Sécurité et biopouvoir

Plus généralement, un renversement s’opère : le pouvoir n’est plus ce qui menace de mort ou de torture, mais ce qui maintient les bons citoyens en vie, dans son giron, par une multitude de moyens (carte d’identité, sécurité sociale, impôts, etc.) qui sont aussi des moyens de contrôle.

Pour résumer, écrit Michel Foucault, on est passé d’un pouvoir qui « fait mourir ou laisse vivre » à un système qui « fait vivre ou laisse mourir ». C’est ce  nouveau  système, apparu dans les années 1950 et mettant fin au véritable libéralisme, que l’on a appelé l’Etat providence. Le modèle n’est plus le vieux patriarcat mais le matriarcat, le pouvoir prend la figure d’une infirmière. Ce qui réalise en un sens la prédiction du poète Louis Aragon : la femme est l’avenir de l’homme.

Finalement, avec le développement de la technique c’est le vieux concept de sécurité qui revient en force. Voyant une manifestation interdite, en 1977, pour raisons de sécurité, Foucault affirme que « désormais la sécurité est au-dessus des lois ». Ce constat est un peu plus vrai chaque jour. Les exemples abondent :

L’obligation de mettre la ceinture en voiture. Parce que la société nous protège (elle nous soigne en cas d’accident) et que cette protection est coûteuse, on nous interdit de

prendre des risques. Cas similaire : l’interdiction progressive de fumer.

La loi de rétention de sûreté : cette loi votée en France en 2008 stipule qu’un délinquant ayant purgé sa peine mais présentant toujours un danger au moment de sa libération pourra être maintenu enfermé. L’opinion publique accepte facilement ce  genre de loi, en se plaçant du point de vue de la victime. Mais si on admet de punir un individu du seul fait qu’il est dangereux, qu’il risque de commettre un délit, jusqu’où ira-t-on ? Récemment, suite à un meurtre commis par un malade mental, Sarkozy a proposé d’enfermer les malades mentaux. Mais les statistiques montrent qu’ils sont moins dangereux que les individus normaux ! En toute justice il faudrait donc enfermer tout le monde… Gasp !

Ici comme ailleurs liberté et sécurité s’opposent. Cette tendance sécuritaire est illustrée à merveille par le film de Steven Spielberg, Minority Report, dans lequel la police « précriminelle » anticipe les crimes et arrête les meurtriers quelques instants avant le passage à l’acte.

Dans les relations internationales. La sécurité permet de justifier de plus en plus un droit d’ingérence qui remet en question l’indépendance des Etats :

Ingérence humanitaire en Indonésie suite au Tsunami Ingérence humanitaire en Birmanie

Ceci est loin d’être insignifiant : accepter cet empire de la sécurité, c’est déjà  accepter un mode de gouvernement et un modèle de civilisation, celui de l’Occident. Désormais ce modèle s’impose sans hésiter, s’auto-justifiant par le besoin de sécurité.

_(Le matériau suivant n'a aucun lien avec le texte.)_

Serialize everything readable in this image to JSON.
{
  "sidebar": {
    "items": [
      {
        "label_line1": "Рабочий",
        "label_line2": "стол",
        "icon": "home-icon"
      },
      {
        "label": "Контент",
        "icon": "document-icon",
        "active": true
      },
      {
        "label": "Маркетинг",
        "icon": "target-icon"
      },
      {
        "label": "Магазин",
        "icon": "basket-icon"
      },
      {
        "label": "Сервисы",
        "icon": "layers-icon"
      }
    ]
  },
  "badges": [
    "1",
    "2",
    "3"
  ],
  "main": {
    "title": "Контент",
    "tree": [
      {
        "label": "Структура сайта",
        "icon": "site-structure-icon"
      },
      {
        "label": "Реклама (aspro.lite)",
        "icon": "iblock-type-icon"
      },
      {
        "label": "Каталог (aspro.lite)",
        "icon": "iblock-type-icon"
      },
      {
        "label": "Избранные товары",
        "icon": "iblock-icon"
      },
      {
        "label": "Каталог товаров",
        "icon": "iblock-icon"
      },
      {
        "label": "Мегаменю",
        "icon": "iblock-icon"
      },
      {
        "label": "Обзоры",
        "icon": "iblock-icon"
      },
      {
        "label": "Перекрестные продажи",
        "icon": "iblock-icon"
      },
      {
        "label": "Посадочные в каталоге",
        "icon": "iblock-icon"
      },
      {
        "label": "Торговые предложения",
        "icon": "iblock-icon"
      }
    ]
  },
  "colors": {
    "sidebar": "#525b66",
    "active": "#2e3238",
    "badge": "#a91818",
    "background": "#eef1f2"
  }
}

Sécurité écologique. Avec l’émergence des problèmes écologiques il faut s’attendre à voir un décuplement de ces interdits supranationaux pour raison de sécurité. Puisque les nuages radioactifs ne s’arrêtent pas aux frontières, cela signifie que chaque pays a un droit de regard sur les autres dans la mesure où ils mettent sa sécurité en péril.

La généralisation de l’état d’exception à des fins sécuritaires, notamment contre le terrorisme (plan vigipirate, Patriot Act). Les philosophes politiques contemporains comme Giorgio Agamben voient dans l’état d’exception l’essence des nouvelles formes de pouvoir. Cela dit, ni le terrorisme ni l’écologie ne suffisent à expliquer la tendance, qui précède l’émergence de ces deux problèmes mondiaux. La véritable cause est dans le développement « naturel » de la technique et dans la tendance spontanée à la judiciarisation des sociétés modernes.

Prenons le cas de l’Italie, ou le gouvernement Berlusconi fait de plus en plus appel à l’armée pour assurer la sécurité dans les villes. Cette évolution inquiétante s’explique essentiellement pour des raisons économiques : plutôt que d’embaucher et de former davantage de policiers, il est économiquement plus rentable d’utiliser l’armée qui sans cela se contente d’exercices afin de rester prête à agir en cas de guerre.

Bref, les droits (à la vie, à la sécurité sociale, etc.), en se développant, finissent par s’opposer à la liberté. Nous sommes face à un système sécuritaire de plus en plus développé, donc de plus en plus coûteux, et qui pose par conséquent un problème de financement. A cela il y a deux solutions : payer plus ou protéger moins.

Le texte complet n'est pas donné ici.